– Я вижу, вас совершенно не интересует этот турнир, – с легкой досадой заметил Оржевский, когда, во второй раз осушив кубки с вином, они принялись за еду. Мясо было полито острой турецкой приправой, и, как показалось Оссолинскому, прежде чем пожарить, повар не поленился основательно повялить его на солнце, как это делают татары. Обжарка лишь придавала видимость того, что перед ними блюдо, приготовленное по-польски.
– Спасибо вам, граф, за эту потеху. Но сейчас мне больше приходится следить за кровавыми турнирами тех польских рыцарей, которые стоят на южных рубежах Речи Посполитой и все еще надеются на решительность короля, а значит, на новые гусарские полки, на артиллерию германских наемников, на большой поход в крымские степи.

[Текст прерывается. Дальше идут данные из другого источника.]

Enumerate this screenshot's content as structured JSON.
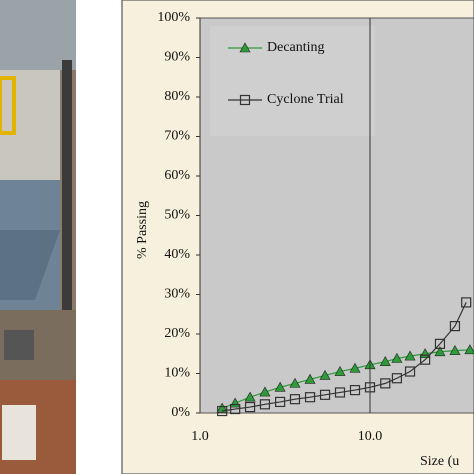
{
  "chart_data": {
    "type": "line",
    "x_label": "Size (u",
    "y_label": "% Passing",
    "log_x": true,
    "xlim": [
      1,
      100
    ],
    "ylim": [
      0,
      100
    ],
    "xticks": [
      {
        "value": 1,
        "label": "1.0"
      },
      {
        "value": 10,
        "label": "10.0"
      }
    ],
    "yticks": [
      {
        "value": 0,
        "label": "0%"
      },
      {
        "value": 10,
        "label": "10%"
      },
      {
        "value": 20,
        "label": "20%"
      },
      {
        "value": 30,
        "label": "30%"
      },
      {
        "value": 40,
        "label": "40%"
      },
      {
        "value": 50,
        "label": "50%"
      },
      {
        "value": 60,
        "label": "60%"
      },
      {
        "value": 70,
        "label": "70%"
      },
      {
        "value": 80,
        "label": "80%"
      },
      {
        "value": 90,
        "label": "90%"
      },
      {
        "value": 100,
        "label": "100%"
      }
    ],
    "x_grid": true,
    "legend": "upper left",
    "series": [
      {
        "name": "Decanting",
        "color": "#2e9a3a",
        "marker": "triangle",
        "x": [
          1.35,
          1.61,
          1.97,
          2.41,
          2.96,
          3.62,
          4.44,
          5.44,
          6.66,
          8.16,
          10,
          12.3,
          14.4,
          17.2,
          21.1,
          25.8,
          31.6,
          38.7
        ],
        "values": [
          1.2,
          2.5,
          4,
          5.3,
          6.5,
          7.5,
          8.5,
          9.5,
          10.5,
          11.3,
          12.2,
          13,
          13.8,
          14.4,
          15,
          15.5,
          15.8,
          16
        ]
      },
      {
        "name": "Cyclone Trial",
        "color": "#333333",
        "marker": "square",
        "x": [
          1.35,
          1.61,
          1.97,
          2.41,
          2.96,
          3.62,
          4.44,
          5.44,
          6.66,
          8.16,
          10,
          12.3,
          14.4,
          17.2,
          21.1,
          25.8,
          31.6,
          36.8
        ],
        "values": [
          0.5,
          1,
          1.5,
          2.2,
          2.8,
          3.5,
          4,
          4.6,
          5.2,
          5.8,
          6.5,
          7.5,
          8.8,
          10.5,
          13.5,
          17.5,
          22,
          28
        ]
      }
    ]
  }
}
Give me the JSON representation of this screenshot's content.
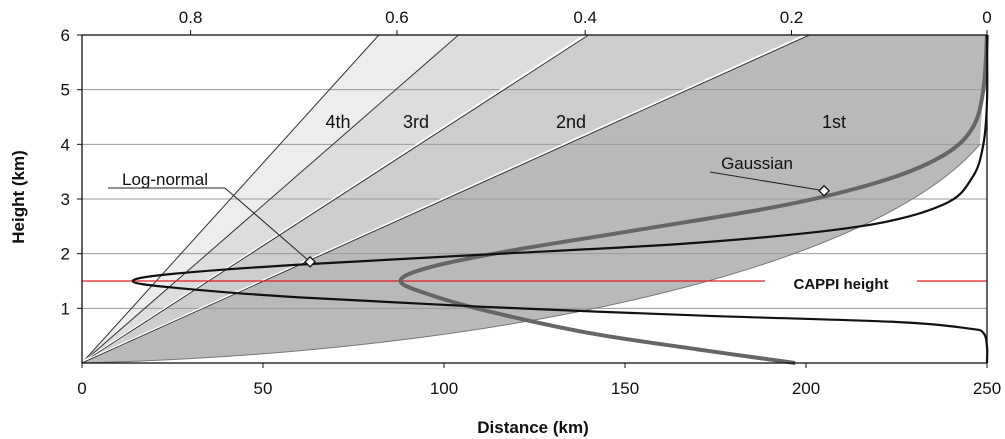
{
  "chart_data": {
    "type": "line",
    "xlabel": "Distance (km)",
    "ylabel": "Height (km)",
    "xlim": [
      0,
      250
    ],
    "ylim": [
      0,
      6
    ],
    "x_ticks": [
      "0",
      "50",
      "100",
      "150",
      "200",
      "250"
    ],
    "y_ticks": [
      "1",
      "2",
      "3",
      "4",
      "5",
      "6"
    ],
    "top_axis_ticks": [
      "0.8",
      "0.6",
      "0.4",
      "0.2",
      "0"
    ],
    "top_axis_values": [
      0.8,
      0.6,
      0.4,
      0.2,
      0
    ],
    "grid": "horizontal",
    "beam_regions": [
      {
        "label": "4th",
        "elevation_top_km_at_250": 6.0,
        "top_distance_at_6km": 82
      },
      {
        "label": "3rd",
        "top_distance_at_6km": 104
      },
      {
        "label": "2nd",
        "top_distance_at_6km": 139
      },
      {
        "label": "1st",
        "top_distance_at_6km": 200
      }
    ],
    "region_labels": [
      "4th",
      "3rd",
      "2nd",
      "1st"
    ],
    "series": [
      {
        "name": "Log-normal",
        "color": "#111111",
        "points": [
          [
            250,
            0.0
          ],
          [
            250,
            0.3
          ],
          [
            249,
            0.55
          ],
          [
            245,
            0.63
          ],
          [
            225,
            0.75
          ],
          [
            170,
            0.87
          ],
          [
            110,
            1.03
          ],
          [
            60,
            1.2
          ],
          [
            25,
            1.38
          ],
          [
            14,
            1.5
          ],
          [
            25,
            1.63
          ],
          [
            60,
            1.8
          ],
          [
            110,
            1.98
          ],
          [
            170,
            2.2
          ],
          [
            215,
            2.5
          ],
          [
            238,
            2.9
          ],
          [
            246,
            3.4
          ],
          [
            249,
            4.0
          ],
          [
            250,
            4.8
          ],
          [
            250,
            6.0
          ]
        ]
      },
      {
        "name": "Gaussian",
        "color": "#666666",
        "points": [
          [
            197,
            0.0
          ],
          [
            170,
            0.25
          ],
          [
            140,
            0.55
          ],
          [
            112,
            0.95
          ],
          [
            96,
            1.25
          ],
          [
            88,
            1.5
          ],
          [
            96,
            1.75
          ],
          [
            118,
            2.05
          ],
          [
            155,
            2.45
          ],
          [
            195,
            2.9
          ],
          [
            222,
            3.35
          ],
          [
            238,
            3.8
          ],
          [
            246,
            4.3
          ],
          [
            249,
            5.0
          ],
          [
            250,
            6.0
          ]
        ]
      }
    ],
    "annotations": {
      "lognormal_label": "Log-normal",
      "lognormal_marker": [
        63,
        1.85
      ],
      "gaussian_label": "Gaussian",
      "gaussian_marker": [
        205,
        3.15
      ],
      "cappi_label": "CAPPI height",
      "cappi_height": 1.5,
      "cappi_color": "#e02020"
    },
    "colors": {
      "fill_outer": "#ededed",
      "fill_middle": "#dddddd",
      "fill_inner": "#cdcdcd",
      "fill_first": "#b9b9b9",
      "line": "#333333",
      "cappi": "#e02020"
    }
  }
}
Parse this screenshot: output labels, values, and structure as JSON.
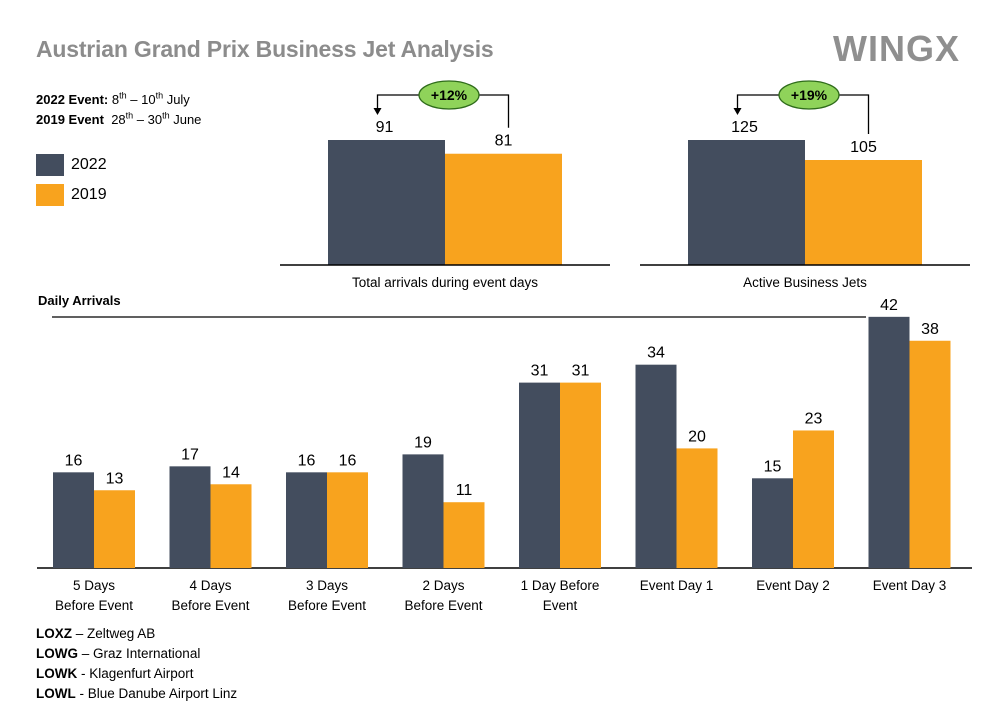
{
  "title": "Austrian Grand Prix Business Jet Analysis",
  "brand": "WINGX",
  "events": [
    {
      "label": "2022 Event:",
      "dates_html_parts": [
        "8",
        "th",
        " – 10",
        "th",
        " July"
      ]
    },
    {
      "label": "2019 Event",
      "dates_html_parts": [
        "28",
        "th",
        " – 30",
        "th",
        " June"
      ]
    }
  ],
  "colors": {
    "y2022": "#434d5e",
    "y2019": "#f8a31e",
    "badge_fill": "#8fd35a",
    "badge_stroke": "#2e6b1a"
  },
  "legend": [
    {
      "label": "2022",
      "color": "#434d5e"
    },
    {
      "label": "2019",
      "color": "#f8a31e"
    }
  ],
  "daily_heading": "Daily Arrivals",
  "airport_codes": [
    {
      "code": "LOXZ",
      "sep": " – ",
      "name": "Zeltweg AB"
    },
    {
      "code": "LOWG",
      "sep": " – ",
      "name": "Graz International"
    },
    {
      "code": "LOWK",
      "sep": " - ",
      "name": "Klagenfurt Airport"
    },
    {
      "code": "LOWL",
      "sep": " - ",
      "name": "Blue Danube Airport  Linz"
    }
  ],
  "chart_data": [
    {
      "type": "bar",
      "xlabel": "Total arrivals during event days",
      "series": [
        {
          "name": "2022",
          "values": [
            91
          ]
        },
        {
          "name": "2019",
          "values": [
            81
          ]
        }
      ],
      "change_label": "+12%"
    },
    {
      "type": "bar",
      "xlabel": "Active Business Jets",
      "series": [
        {
          "name": "2022",
          "values": [
            125
          ]
        },
        {
          "name": "2019",
          "values": [
            105
          ]
        }
      ],
      "change_label": "+19%"
    },
    {
      "type": "bar",
      "title": "Daily Arrivals",
      "categories": [
        [
          "5 Days",
          "Before Event"
        ],
        [
          "4 Days",
          "Before Event"
        ],
        [
          "3 Days",
          "Before Event"
        ],
        [
          "2 Days",
          "Before Event"
        ],
        [
          "1 Day Before",
          "Event"
        ],
        [
          "Event Day 1"
        ],
        [
          "Event Day 2"
        ],
        [
          "Event Day 3"
        ]
      ],
      "series": [
        {
          "name": "2022",
          "values": [
            16,
            17,
            16,
            19,
            31,
            34,
            15,
            42
          ]
        },
        {
          "name": "2019",
          "values": [
            13,
            14,
            16,
            11,
            31,
            20,
            23,
            38
          ]
        }
      ]
    }
  ]
}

«А ведь он явно пытается заручиться моей поддержкой на сейме, – безошибочно определил смысл этого старания канцлера Оржевский. – Оно и понятно. Тем более что спасения от орды ждут все. В своих грабительских походах татары до такой степени обнаглели, что никто из аристократов, ни в какой части Польши и ни за какими замками уже не может чувствовать себя защищенным».
– Эй, вы, – тотчас же обратился к секирникам. – Убирайтесь к черту! Разве это бой? Ничего, кроме стыда. Я приведу сюда пленных и устрою настоящий бой гладиаторов, а вас заставлю просить милостыню по окрестным деревням!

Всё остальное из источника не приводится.